To build a Logstash pipeline, create a config file to specify which plugins you want to use and the settings for each plugin.
A very basic pipeline might contain only an input and an output.
Most pipelines include at least one filter plugin because that's where the "transform" part of the ETL (extract, transform, load) magic happens.
You can reference event fields in a pipeline and use conditionals to process events when they meet certain criteria.
Let's step through creating a simple pipeline config on your local machine and then using it to run Logstash.
Create a file named "logstash-simple.conf" and save it in the same directory as Logstash.
[source,ruby]
----------------------------------
input { stdin { } }
output {
elasticsearch { cloud_id => "<cloud id>" api_key => "<api key>" }
stdout { codec => rubydebug }
}
----------------------------------
Then, run {ls} and specify the configuration file with the `-f` flag.
[source,ruby]
-----
bin/logstash -f logstash-simple.conf
-----
Et voilà! Logstash reads the specified configuration file and outputs to both Elasticsearch and stdout.
Before we move on to <<config-examples,more complex examples>>, let's take a look at what's in a pipeline config file.
[[configuration-file-structure]]
=== Structure of a pipeline
A {ls} pipeline config file has a separate section for each type of plugin you want to add to the event processing pipeline.
For example:
[source,js]
-----
# This is a comment. You should use comments to describe
# parts of your configuration.
input {
...
}
filter {
...
}
output {
...
}
-----
Each section contains configuration options for one or more plugins.
If you specify multiple filters, they are applied in the order they appear in the configuration file.
If you specify multiple outputs, events are sent to each destination sequentially, in the order they appear in the configuration file.
TIP: When you are ready to deploy a pipeline beyond your local machine, add the pipeline config file to <<logstash-settings-file,`logstash.yml`>> using the `pipeline.id` setting.

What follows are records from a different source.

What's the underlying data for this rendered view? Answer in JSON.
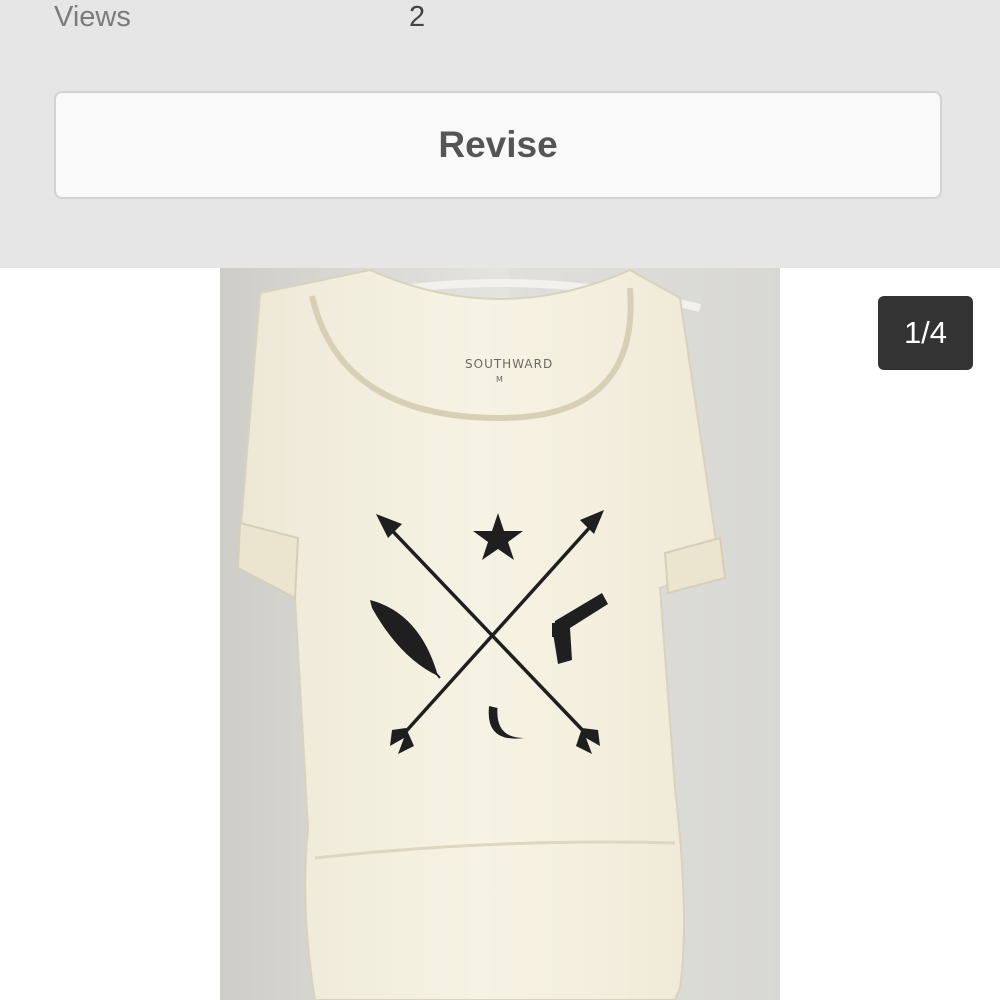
{
  "stats": {
    "views_label": "Views",
    "views_value": "2"
  },
  "actions": {
    "revise_label": "Revise"
  },
  "gallery": {
    "counter": "1/4",
    "current_index": 1,
    "total": 4,
    "image_icon": "tshirt-photo",
    "shirt_brand": "SOUTHWARD"
  },
  "colors": {
    "panel_bg": "#e6e6e6",
    "button_bg": "#f9f9f9",
    "counter_bg": "#333333"
  }
}
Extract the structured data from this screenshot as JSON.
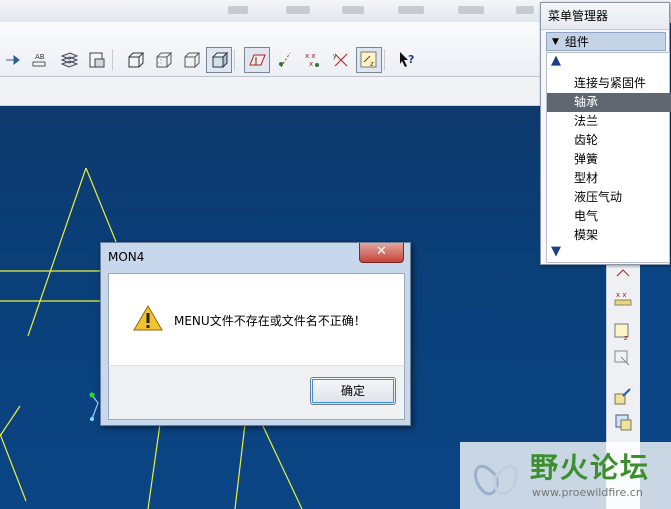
{
  "topbar": {
    "items": [
      "",
      "",
      "",
      "",
      "",
      ""
    ]
  },
  "toolbar": {
    "buttons": [
      "node-icon",
      "text-ab-icon",
      "layers-icon",
      "save-image-icon",
      "cube-wire-icon",
      "cube-hidden-icon",
      "cube-noline-icon",
      "cube-shaded-icon",
      "plane-display-icon",
      "axis-display-icon",
      "point-display-icon",
      "csys-display-icon",
      "csys-toggle-icon",
      "whats-this-icon"
    ]
  },
  "menu_manager": {
    "title": "菜单管理器",
    "group_label": "组件",
    "items": [
      "连接与紧固件",
      "轴承",
      "法兰",
      "齿轮",
      "弹簧",
      "型材",
      "液压气动",
      "电气",
      "模架"
    ],
    "selected_index": 1
  },
  "dialog": {
    "title": "MON4",
    "close_label": "✕",
    "message": "MENU文件不存在或文件名不正确！",
    "ok_label": "确定"
  },
  "watermark": {
    "title": "野火论坛",
    "url": "www.proewildfire.cn"
  },
  "colors": {
    "canvas_top": "#0e3a6e",
    "canvas_bottom": "#0b4585",
    "wire": "#e8f03a",
    "selection": "#5f6670"
  }
}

When you are ready to deploy <<multiple-pipelines,multiple pipelines>>, set up and configure your pipelines in the `pipelines.yml` file.
[discrete]
[[plugin_configuration]]
=== Plugin configuration
A plugin configuration consists of the plugin name followed by a block of settings for that plugin.
For example, this input section configures two file inputs:
[source,js]
-----
input {
http {
port => 3333
tags => gateway
}
http {
port => 4444
tags => billing
}
}
-----
In this example, two settings are configured for each of the file inputs: 'port' and 'tags'.
The settings you can configure vary according to the plugin type.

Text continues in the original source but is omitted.